Cloud-based Online Access to Computational Fluid Dynamic Simulations
Project Status: running
Start Date: March 2022
End Date: March 2026
Budget (total): 16371 K€
Effort: 121.05 PY
Name: Martin Schifko
Company: Engineering Software Steyr
Engineering Software Steyr, Austria
Citkar GmbH, Germany
AUDI AG, Germany
Scientific Solutions Systems, Poland
MYB Yzilim Muhendislik A.S., Turkey
Not active yet:
KIT Valley, South-Korea
Soda System, South-Korea
Dtonic Corporation, South-Korea
Institute for Advanced Engineering, South-Korea
Dohwa Engineering Co., South-Korea
CFD simulations are used in development of new mechanical parts in the automotive, aerospace and military industries to increase efficiency.
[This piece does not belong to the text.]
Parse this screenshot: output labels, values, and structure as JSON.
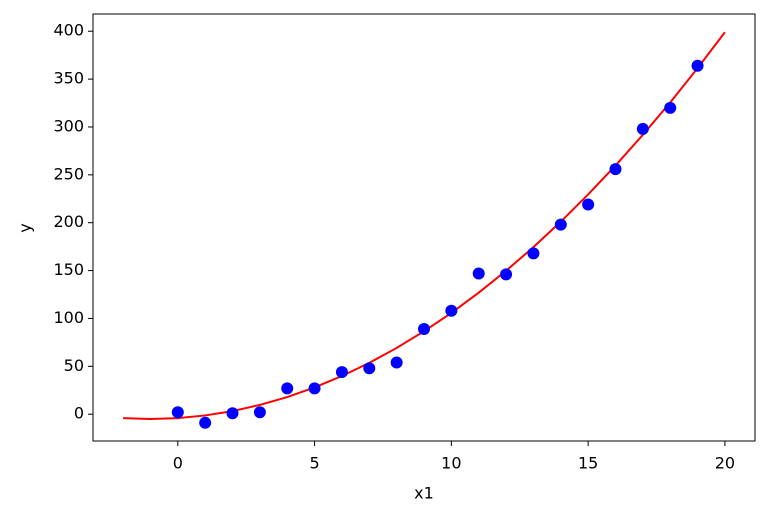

CFD based experiments are cost effective in comparison to conventional methods and can estimate properties which cannot be empirically measured. Engineering Software Steyr GmbH (ESS) is an innovator in the field of CFD simulations and has developed new CFD capabilities (particle-based methods) in the form of four new solvers and hybridizing them to increase usability.
CFD simulations require great expertise often unavailable for small or medium enterprises (SMEs). This restricts their competitiveness as vendors for manufacturing industries. The goal of the Cloud-based Online Access to Computational Fluid Dynamic Simulations (COA-CFD) consortium shall democratize CFD simulations while advancing and promoting state-of-the-art ICT capabilities. This will enable use by nonexperts and open the field for wider audiences and markets.
Democratization will be achieved via hybridizing different solvers and by improving the human interaction interface. This will enable an ondemand cloud solution. Furthermore, a design optimization framework will be integrated into the solution for an even better user experience. Scientific Solutions Systems (SSS) and IONOS, shall design and build the
GAIA-X1 compliant cloud hardware base and configuration mechanisms to allow seamless deployment of software platforms that will withstand high workloads. Machine Learning algorithms will be developed to predict the planned utilization of cloud resources prior to the activation of simulations – pushing forward the ability to plan and to allocate
resources for high demanding tasks in a decentralized cloud environment.
COA-CFD includes demonstration of specific use cases to test the platform in real-life scenarios on Citkar’s eCargo bikes and top coating applications, trickle-bed reactors, wind turbines and water contamination.